By block 500, things start to change. A few others are clearly joining them by this point, but assuming the 711 of the 895 kh/s were theirs from block 500-600, then they still got 79% of those blocks too (worth about 40,000 Dash). If you repeat this process to figure out the share of each block of 100 they got, you get something like the following:

EDIT: The coin start and coin finish are the beginning total coins in circulation and ending coins in circulation for each set of 100 blocks... so the difference is how many were created for each 100 block section... multiply that by the dev's share and you can see where I get the numbers from.



Each row represents 100 blocks. As you can see, by about block 1,000, the hashrate was up dramatically... this is consistent with posts on BTC of many other miners saying they were up and running. There are a couple of points at which network hash drops, consistent with the fact that a couple of bug fixes went out which probably caused Evan and other miners to stop mining for a brief time to update. By block 2300, Evan and Co's share was probably less than 1% of the network hash rate, by which time these estimates would put them at about 511k coins. After that, there is little chance they got a decent share... maybe another 6,000 coins for the next 1,000 blocks, but basically the party was over by then, so to speak. So if you assume they got about 518k coins by the time they were consistently getting less than 1% of the coins, that represents less than 8.8% of the current number of coins in circulation... which is very consistent with the statements from Evan that "all of the founders" hold less than 10% of the current supply combined.

These assumptions are generous to the "instamine" haters for several reasons:

1) It assumes that Evan was the ONLY miner for the first 500 blocks, which we know isn't true.
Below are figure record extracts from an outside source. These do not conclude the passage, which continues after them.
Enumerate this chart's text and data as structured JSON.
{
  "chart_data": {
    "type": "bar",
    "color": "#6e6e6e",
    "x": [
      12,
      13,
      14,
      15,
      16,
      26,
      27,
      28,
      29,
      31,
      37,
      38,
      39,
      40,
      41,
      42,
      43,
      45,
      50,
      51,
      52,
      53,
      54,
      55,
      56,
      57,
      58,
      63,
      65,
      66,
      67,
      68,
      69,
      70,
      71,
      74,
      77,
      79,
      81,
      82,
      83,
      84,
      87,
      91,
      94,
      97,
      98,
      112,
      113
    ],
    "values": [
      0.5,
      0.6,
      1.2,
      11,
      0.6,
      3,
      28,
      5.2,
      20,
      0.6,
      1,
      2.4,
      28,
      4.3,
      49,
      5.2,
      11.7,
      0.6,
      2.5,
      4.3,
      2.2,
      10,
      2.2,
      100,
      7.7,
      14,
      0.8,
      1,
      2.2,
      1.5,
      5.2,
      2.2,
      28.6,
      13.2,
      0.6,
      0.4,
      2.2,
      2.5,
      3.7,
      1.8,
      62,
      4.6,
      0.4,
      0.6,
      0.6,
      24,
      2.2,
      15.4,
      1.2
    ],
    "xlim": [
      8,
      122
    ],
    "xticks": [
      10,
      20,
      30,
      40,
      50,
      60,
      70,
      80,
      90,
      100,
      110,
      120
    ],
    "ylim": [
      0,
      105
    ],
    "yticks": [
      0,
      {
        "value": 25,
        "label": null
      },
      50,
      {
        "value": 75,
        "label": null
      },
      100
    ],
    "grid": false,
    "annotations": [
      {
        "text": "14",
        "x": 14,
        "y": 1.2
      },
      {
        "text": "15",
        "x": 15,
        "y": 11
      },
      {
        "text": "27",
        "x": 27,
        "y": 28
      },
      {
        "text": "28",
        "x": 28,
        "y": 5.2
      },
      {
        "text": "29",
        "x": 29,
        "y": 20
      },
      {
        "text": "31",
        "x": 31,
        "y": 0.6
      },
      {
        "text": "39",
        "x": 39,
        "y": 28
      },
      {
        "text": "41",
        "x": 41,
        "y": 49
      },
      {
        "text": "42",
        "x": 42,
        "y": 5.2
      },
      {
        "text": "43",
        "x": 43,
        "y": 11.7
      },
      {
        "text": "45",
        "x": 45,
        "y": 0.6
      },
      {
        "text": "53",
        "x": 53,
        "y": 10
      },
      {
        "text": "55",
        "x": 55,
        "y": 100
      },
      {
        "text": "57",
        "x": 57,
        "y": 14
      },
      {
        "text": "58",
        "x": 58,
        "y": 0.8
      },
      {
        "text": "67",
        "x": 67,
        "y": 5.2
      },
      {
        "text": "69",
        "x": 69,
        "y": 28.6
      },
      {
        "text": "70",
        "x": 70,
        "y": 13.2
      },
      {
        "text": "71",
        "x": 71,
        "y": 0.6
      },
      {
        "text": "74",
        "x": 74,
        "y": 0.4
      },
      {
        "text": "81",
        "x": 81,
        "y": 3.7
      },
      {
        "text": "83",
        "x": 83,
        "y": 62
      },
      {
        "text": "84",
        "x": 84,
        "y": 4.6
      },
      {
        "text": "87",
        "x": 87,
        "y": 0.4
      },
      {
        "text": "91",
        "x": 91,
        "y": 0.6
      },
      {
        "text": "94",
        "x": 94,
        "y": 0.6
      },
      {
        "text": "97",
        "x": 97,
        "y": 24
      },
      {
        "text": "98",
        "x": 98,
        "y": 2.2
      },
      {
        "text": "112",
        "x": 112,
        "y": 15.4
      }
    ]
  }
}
There was at least one other developer at that time, I believe a friend of Evan's, but I'm not sure... so the "instamine" would have been split at least between two people
2) It assumes no one else was mining for the first 500 blocks (which may be the case... we'll never know, but I make this assumption in the interests of being conservative)
3) It assumes that Evan and Co had absolutely no down time for updating their miners, which is impossible... any downtime would reduce these assumptions
4) It assumes that once huge amounts of mining power joined beginning at block 500 that Evan didn't start experiencing an elevated level of rejects... this is unlikely as well since blocks were being created so rapidly at that time - literally seconds apart on average - that he and many others reported rejects, getting on wrong chains, having to reset, etc. Evan would have no way to be immune to these issues caused by the rapid creation of the blocks and network latency, so the true "networkhashps" is clearly understated during that period because many blocks were rejected and not counted.
5) It assumes that he never sold any Dash

Based on the data, I see no reason to disbelieve Evan and the stated amount of coin that he has. In fact, the data seems to support everything he's said.

So yes, you are a liar and Evan is truthful.

Edited later by Taylor05
I made one meaningful error in this post that I'd like to correct, since I see that many other people are finding value in it and referencing it...

If you exclude the genesis block from the calculations on the first set of 100 blocks (since there is a time lag between the genesis block and actual mining), the hashrate average for my first set of 100 changes significantly (and the associated assumption that it was just one PC is no longer valid). Excluding block 1, the next 99 blocks averaged 395kh/s, NOT 12kh/s. So the first 100 blocks were clearly NOT mined on a single PC. This introduces further (though not much incremental) doubt that Evan was the only miner for the first 100 blocks. It was certainly more than one machine, though.